The collective deficit for all women across the state adds up to $22.4 billion each year. Across the nation, the gap is $900 billion.
The National Partnership drew its analysis from U.S. Census Bureau data and released its findings to coincide with Equal Pay Day today. The organization called on Congress to pass new measures that would address the pay gap directly, including increasing the minimum wage. Other proposed initiatives include the Paycheck Fairness Act, which bolsters protections for women in the workplace, and the Pregnant Workers Fairness Act, which aims to support pregnant workers.
In a broader analysis, the National Partnership indicated that inequalities persist within occupations. In sales, for example, women make only 62 cents for every dollar paid to men. In production, they make 70 cents to the dollar. Education level does not remove those disparities either. Full-time working women who have earned doctoral degrees earn less than men who have earned master’s degrees. And men with a bachelor’s degree make more money on average than women who have a master’s degree.
Although North Carolina fares marginally better than the national average of 79 cents to the dollar, the gap increases significantly among women of color.

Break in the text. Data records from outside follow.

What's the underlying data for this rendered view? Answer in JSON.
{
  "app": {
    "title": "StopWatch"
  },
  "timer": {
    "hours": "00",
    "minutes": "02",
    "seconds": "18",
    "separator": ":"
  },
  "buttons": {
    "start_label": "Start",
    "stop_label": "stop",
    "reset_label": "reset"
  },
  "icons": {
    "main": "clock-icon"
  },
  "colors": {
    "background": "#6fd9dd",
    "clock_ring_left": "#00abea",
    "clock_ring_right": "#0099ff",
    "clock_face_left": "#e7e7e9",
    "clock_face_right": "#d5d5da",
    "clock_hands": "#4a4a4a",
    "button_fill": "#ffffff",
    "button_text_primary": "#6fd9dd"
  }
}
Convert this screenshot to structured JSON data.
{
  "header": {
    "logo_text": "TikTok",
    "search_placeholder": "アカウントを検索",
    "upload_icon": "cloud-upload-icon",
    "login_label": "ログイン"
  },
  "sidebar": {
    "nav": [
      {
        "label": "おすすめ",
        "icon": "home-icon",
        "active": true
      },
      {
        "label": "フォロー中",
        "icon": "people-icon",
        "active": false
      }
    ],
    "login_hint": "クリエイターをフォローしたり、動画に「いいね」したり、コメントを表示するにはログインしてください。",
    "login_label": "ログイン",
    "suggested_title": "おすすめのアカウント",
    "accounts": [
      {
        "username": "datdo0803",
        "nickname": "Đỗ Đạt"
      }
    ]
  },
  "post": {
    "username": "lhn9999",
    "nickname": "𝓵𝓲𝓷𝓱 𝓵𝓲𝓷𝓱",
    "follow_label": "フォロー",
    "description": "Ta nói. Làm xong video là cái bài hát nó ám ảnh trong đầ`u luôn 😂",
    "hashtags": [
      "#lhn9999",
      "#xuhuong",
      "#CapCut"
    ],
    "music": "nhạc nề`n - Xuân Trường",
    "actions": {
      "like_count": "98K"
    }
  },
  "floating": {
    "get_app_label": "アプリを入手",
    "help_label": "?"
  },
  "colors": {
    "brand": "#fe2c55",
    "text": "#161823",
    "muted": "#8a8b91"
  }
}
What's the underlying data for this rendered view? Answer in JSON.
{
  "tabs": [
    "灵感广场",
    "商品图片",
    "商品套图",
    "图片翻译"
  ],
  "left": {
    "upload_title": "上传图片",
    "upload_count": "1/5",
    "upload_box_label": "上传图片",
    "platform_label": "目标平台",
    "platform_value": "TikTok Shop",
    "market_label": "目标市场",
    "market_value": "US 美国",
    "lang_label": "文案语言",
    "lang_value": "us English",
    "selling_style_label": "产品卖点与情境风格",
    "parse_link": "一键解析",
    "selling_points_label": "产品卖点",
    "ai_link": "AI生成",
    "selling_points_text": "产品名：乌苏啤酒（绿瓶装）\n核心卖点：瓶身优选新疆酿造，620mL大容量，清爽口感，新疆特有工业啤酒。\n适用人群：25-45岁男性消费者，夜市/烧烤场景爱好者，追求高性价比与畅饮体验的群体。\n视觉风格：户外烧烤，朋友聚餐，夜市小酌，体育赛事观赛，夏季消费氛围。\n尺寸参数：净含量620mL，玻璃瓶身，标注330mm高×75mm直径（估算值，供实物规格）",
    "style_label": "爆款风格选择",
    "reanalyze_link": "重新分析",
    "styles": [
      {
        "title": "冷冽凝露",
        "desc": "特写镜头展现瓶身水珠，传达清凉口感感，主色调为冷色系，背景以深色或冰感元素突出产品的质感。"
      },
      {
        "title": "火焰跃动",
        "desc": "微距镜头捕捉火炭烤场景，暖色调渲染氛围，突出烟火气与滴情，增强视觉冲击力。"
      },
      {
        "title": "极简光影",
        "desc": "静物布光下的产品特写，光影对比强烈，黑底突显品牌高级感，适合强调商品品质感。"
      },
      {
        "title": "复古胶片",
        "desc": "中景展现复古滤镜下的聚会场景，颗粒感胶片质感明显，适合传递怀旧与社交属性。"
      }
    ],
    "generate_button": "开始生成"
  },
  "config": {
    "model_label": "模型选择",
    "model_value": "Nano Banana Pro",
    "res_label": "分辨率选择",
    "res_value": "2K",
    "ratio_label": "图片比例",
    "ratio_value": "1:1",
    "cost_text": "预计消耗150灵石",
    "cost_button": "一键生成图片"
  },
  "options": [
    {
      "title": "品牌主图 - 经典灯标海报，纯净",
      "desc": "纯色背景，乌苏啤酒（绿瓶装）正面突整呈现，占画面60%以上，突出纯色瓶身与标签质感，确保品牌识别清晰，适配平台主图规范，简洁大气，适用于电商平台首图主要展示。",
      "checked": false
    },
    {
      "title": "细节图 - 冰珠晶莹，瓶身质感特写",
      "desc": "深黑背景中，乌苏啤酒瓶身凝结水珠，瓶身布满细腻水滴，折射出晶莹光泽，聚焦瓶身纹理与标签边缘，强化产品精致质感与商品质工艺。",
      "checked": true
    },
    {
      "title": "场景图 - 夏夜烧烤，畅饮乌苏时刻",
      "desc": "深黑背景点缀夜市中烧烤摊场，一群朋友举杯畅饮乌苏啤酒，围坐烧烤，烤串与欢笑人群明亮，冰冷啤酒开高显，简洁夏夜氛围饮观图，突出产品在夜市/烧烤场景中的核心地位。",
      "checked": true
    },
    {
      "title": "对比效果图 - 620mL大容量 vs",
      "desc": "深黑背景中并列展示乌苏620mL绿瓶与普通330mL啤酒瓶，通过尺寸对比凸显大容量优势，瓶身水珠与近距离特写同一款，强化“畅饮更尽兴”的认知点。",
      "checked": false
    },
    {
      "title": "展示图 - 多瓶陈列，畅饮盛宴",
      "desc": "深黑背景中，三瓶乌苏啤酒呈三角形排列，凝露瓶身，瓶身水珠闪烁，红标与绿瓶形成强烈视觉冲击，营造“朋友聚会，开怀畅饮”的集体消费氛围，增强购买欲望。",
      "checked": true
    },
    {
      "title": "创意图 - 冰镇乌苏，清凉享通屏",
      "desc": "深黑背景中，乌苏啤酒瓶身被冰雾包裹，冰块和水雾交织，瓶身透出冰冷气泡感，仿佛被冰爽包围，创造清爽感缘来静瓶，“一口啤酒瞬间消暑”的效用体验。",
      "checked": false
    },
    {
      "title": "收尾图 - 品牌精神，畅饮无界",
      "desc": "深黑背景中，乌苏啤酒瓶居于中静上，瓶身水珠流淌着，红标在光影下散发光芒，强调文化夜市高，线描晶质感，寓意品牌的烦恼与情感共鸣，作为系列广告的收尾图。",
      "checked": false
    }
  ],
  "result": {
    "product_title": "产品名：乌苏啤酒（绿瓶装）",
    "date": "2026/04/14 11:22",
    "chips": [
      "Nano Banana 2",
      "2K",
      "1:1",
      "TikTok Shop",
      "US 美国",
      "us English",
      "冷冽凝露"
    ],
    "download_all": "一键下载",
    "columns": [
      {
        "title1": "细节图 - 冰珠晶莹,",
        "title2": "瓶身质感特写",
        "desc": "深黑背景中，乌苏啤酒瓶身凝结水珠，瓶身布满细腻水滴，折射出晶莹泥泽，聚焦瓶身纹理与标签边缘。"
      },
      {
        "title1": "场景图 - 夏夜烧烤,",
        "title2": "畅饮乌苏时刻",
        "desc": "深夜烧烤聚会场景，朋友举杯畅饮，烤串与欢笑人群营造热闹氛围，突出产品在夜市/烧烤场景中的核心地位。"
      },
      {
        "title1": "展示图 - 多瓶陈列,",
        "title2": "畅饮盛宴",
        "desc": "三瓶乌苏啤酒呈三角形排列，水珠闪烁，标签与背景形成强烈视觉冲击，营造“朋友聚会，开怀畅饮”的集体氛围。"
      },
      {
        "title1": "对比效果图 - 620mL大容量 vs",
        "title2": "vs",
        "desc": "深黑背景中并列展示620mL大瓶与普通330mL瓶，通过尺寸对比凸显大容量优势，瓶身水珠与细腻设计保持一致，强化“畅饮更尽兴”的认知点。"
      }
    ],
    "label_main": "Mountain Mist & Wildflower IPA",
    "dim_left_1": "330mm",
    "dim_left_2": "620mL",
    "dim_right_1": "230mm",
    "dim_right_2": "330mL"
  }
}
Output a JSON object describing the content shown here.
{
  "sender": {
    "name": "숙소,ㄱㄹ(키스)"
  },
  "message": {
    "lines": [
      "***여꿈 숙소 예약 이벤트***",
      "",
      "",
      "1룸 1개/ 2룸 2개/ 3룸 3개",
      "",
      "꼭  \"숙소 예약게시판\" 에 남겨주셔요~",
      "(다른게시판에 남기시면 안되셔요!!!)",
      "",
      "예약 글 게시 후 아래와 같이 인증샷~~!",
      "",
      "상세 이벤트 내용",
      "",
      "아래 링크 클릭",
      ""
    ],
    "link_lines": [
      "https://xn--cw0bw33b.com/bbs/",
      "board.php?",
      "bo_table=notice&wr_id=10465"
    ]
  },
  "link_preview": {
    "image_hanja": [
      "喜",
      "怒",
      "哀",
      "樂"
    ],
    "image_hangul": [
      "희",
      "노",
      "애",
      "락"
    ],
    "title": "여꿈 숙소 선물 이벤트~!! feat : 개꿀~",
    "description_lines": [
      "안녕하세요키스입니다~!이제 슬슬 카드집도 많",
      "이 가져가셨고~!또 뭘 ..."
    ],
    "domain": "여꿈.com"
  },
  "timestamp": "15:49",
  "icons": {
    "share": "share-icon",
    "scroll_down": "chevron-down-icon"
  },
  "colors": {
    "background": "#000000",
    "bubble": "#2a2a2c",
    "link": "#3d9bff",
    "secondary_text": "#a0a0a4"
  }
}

Compared with their white male counterparts, black women in North Carolina lose over $18,000 to the wage gap, and Latina women face a deficit of over $25,000 every year.
The National Partnership said that businesses also share responsibility for acknowledging and resolving the wage gap. In a statement, the advocacy group explained, “Companies can help level the playing field by increasing pay transparency, limiting the use of salary history, and using standardized pay ranges in hiring and promotions.”
Among all fifty states, Florida, California, and New York had the lowest degree of gender-based wage discrimination. Louisiana and Utah had the steepest gaps. There wasn’t a single state that didn’t face some degree of wage inequality between men and women.
The National Partnership’s study indicated that wage inequality is a top concern for women across the country. Only 28 percent of women in the U.S. say they are confident that they take home the same amount of money as men in their field, and 58 percent of women indicate that wage equality is one of the most significant issues facing women in the workplace today.
In a statement, National Partnership president Debra Ness said claims that wage disparity might be based entirely on women’s choices are unfounded.
“It’s clear that discrimination contributes to it—and equally clear that it’s causing grave harm to women, families, and the country,” Ness said. “If our country is to thrive, we must root out bias in wages, reject outdated stereotypes, and stop penalizing women for having children and caring for their families.”